The Talley Lakes are a pair of shallow ponds, occupying a glacial hollow just south of the larger valley of the River Cothi, on the north side of the little village of Talley, Carmarthenshire, and are protected as a nature reserve, primarily because of the many bird species that visit, throughout the year. The lakes are quite scenic, with partly wooded slopes at either side, and are also good habitat for riparian plants, plus a few notable types of insect, including water beetles and the emperor dragonfly.
Upper Talley Lake has a mostly open and accessible shoreline, bordered by grassland, while Lower Talley Lake, 600 feet north, is completely enclosed by trees and reed swamp so is much harder to reach, making it better for the birds. Between the two lakes is a patch of wooded land centred on a low mound - the motte from an early Norman castle, about which nothing is known but would appear to have been an entirely wooden structure, and abandoned relatively early. The lakes are overlooked to the south by the much more impressive remains of Talley Abbey, established in 1185, and were used by the monks of the abbey as breeding grounds for fish.
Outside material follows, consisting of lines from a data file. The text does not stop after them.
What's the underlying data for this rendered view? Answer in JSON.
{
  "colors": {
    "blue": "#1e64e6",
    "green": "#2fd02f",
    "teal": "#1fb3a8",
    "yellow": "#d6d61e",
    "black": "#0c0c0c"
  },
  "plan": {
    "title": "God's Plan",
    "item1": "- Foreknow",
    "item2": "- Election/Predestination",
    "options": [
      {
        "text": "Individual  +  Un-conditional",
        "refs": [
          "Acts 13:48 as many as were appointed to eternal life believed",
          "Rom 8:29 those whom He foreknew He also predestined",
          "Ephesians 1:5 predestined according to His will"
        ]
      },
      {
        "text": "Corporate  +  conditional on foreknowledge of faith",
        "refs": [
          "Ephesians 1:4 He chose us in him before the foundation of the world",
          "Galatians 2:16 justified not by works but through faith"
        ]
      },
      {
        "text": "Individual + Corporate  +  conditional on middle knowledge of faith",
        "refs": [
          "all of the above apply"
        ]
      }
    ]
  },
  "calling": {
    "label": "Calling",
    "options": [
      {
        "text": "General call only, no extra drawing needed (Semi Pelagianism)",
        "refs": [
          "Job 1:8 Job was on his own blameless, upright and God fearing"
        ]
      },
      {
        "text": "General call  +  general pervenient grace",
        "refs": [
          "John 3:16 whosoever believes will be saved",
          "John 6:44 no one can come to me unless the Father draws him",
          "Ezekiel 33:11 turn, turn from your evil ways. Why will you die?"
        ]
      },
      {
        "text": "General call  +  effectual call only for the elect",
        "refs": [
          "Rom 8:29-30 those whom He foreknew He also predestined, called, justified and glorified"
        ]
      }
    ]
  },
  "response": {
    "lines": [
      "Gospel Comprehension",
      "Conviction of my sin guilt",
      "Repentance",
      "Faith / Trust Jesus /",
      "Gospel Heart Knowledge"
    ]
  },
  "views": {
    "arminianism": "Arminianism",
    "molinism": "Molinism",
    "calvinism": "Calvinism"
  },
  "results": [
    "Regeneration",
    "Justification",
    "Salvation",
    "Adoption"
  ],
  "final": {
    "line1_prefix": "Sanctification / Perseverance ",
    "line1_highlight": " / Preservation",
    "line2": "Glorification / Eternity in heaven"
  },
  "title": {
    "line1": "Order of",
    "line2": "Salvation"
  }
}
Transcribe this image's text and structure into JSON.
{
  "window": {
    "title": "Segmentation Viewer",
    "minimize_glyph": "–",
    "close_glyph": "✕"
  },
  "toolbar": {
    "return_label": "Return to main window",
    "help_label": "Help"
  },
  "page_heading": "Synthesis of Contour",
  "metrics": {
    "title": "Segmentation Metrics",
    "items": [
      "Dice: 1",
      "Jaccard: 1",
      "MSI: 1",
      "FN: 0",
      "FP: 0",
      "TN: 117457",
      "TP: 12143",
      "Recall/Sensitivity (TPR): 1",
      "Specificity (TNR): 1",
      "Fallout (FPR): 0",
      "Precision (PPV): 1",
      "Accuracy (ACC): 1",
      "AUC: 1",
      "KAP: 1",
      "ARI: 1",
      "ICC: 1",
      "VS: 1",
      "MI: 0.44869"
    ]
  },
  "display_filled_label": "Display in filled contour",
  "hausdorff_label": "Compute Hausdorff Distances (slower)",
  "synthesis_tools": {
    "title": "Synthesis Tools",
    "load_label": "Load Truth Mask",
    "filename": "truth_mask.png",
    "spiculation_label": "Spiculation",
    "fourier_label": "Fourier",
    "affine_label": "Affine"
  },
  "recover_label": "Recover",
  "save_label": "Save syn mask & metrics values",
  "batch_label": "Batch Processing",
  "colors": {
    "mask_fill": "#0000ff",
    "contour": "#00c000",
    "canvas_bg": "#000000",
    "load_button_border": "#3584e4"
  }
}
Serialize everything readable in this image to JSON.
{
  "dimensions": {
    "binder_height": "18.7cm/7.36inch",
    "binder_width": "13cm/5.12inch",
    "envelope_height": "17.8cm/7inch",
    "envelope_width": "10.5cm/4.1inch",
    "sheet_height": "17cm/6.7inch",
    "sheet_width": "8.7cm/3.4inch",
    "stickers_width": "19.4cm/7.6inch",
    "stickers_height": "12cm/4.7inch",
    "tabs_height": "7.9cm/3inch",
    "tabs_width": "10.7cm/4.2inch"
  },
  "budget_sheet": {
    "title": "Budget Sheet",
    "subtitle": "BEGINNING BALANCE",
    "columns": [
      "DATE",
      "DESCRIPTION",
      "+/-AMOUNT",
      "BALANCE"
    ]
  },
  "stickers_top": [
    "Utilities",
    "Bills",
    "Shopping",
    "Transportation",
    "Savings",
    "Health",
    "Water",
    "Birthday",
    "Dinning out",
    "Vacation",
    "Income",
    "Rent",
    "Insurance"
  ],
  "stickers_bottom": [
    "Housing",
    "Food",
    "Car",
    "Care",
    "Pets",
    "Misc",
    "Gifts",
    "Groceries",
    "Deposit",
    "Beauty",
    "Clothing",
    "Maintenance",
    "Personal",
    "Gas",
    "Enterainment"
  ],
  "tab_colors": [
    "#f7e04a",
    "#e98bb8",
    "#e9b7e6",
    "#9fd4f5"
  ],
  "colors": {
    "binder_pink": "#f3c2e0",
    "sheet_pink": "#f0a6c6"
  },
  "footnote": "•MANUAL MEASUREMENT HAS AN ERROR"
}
Visitors to the nature reserve, which is not obviously signposted, can leave vehicles along the road through Talley, at the entrance to a track into the Talley Woodlands (a conifer plantation), on the north side of the village; access to the upper lake is via a gate just opposite. This lake is 16 acres in area and a quarter of a mile long, with just a few trees along the edge, and patches of lily pads on some the shallower water areas. A faint path follows close to the shore, though a meadow, then enters the woods at the north end, crossing a ditch, leading through the trees a short distance to the Norman motte, and onto a bird hide overlooking the 15 acre lower lake. The ditch allows water to flow from upper to lower lakes, and is accessible to fish and eels; the upper is fed by a tiny stream, the lower by a rather larger stream, from the west, and drains north into the River Cothi. Apart from the vicinity of the bird hide there do not appear to be any viewpoints of the lower lake due to the marshy woodland, mostly alder and willow, all around the perimeter. This lake used to be much larger, 26 acres, and mostly unwooded, with a boathouse at its north end; it has become steadily more overgrown over the last century.